Un film qui change le regard
Comment parler de notre temps ? Comment raconter la violence d'une réalité qui est celle de la Campanie et de la camorra - mais pas seulement. Comment faire rêver le spectateur, lui permettre d'espérer - mais sans abandonner le réel. Comment le faire ‘'décoller'' à partir des débris défigurés de la splendeur du monde, au plus près de cette défiguration ?
C'est l'alchimie que réussit Pietro Marcello dans son film Bella et perduta. De ces débris, il fait du neuf. Du plomb, il fait de l'or. Cette transmutation, il nous l'offre et elle nous transporte. Son film nous transporte.
Le mouvement intérieur qui l'a mené de Tommaso, le berger gardien du palais confronté aux réalités les plus sordides, aux figures mythiques d'une Italie éternelle, il nous le communique, nous le vivons après lui.

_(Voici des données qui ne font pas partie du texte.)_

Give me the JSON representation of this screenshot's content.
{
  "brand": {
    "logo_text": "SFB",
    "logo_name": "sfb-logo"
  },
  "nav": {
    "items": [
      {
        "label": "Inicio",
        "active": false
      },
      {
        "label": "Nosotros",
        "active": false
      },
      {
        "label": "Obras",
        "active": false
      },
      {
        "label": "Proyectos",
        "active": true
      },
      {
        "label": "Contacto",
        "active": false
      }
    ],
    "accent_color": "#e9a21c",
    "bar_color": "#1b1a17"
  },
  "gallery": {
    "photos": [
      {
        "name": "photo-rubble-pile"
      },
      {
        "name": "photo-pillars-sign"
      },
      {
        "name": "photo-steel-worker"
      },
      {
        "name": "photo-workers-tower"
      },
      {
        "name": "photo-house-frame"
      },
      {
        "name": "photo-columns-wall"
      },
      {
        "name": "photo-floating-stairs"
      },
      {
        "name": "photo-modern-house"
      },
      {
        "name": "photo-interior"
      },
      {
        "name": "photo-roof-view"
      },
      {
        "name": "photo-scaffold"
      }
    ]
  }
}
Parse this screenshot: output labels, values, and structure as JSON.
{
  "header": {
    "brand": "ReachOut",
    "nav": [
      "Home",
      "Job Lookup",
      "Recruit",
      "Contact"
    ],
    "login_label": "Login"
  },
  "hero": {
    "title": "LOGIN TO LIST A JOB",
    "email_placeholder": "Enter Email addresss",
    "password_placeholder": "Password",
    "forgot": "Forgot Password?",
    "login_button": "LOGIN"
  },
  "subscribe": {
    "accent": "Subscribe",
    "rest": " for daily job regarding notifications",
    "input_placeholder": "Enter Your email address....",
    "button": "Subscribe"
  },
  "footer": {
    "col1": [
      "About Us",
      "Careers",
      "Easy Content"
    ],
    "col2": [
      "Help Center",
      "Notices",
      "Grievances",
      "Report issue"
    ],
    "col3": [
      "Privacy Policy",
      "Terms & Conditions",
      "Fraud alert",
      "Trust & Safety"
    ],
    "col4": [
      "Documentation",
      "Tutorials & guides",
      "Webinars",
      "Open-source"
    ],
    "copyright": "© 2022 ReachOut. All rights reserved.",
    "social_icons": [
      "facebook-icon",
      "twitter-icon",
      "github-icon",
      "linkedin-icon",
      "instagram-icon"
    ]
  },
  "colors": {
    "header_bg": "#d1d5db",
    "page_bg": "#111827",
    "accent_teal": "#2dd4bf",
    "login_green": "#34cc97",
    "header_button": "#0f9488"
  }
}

Le bouleversement qu'a été pour lui la mort soudaine en plein tournage, de Tommaso, devenu son ami, il le dépasse, il le transcende. Il en fait même le moteur secret de son film.
Le cinéma est sublimation du réel, ou bien il n'est pas. Nos souffrances et nos révoltes, si vraies et si justifiées soient-elles, n'ont aucun sens pour le spectateur si elles ne donnent pas naissance à une beauté partagée – une beauté unique qui donne lieu à une expérience unique.
Qu'un film puisse provoquer en nous cette expérience unique, même si ce film s'inscrit bien sûr dans une filiation (on pense ici à Olmi et à Rossellini), qu'une telle expérience ait pour effet de nous arracher à nos lieux communs, à nos habitudes de penser, pour nous ouvrir la porte d'un autre monde, c'est bien cela que nous attendons du cinéma. Car, à la différence de bien des films, ce n'est pas seulement une “vision” ou un ‘'point de vue'' que nous propose Bella e perduta, c'est un monde. Un monde imaginaire qui existe par la force des images et des personnages, par leur présence mystérieuse et pourtant réaliste, un monde qui prend, le temps d'une projection, la consistance d'un monde réel.
Après la vision de Bella e perduta, lorsque la salle s'est rallumée, la réalité ne nous apparaissait plus tout à fait la même… Bella e perduta avait changé notre regard.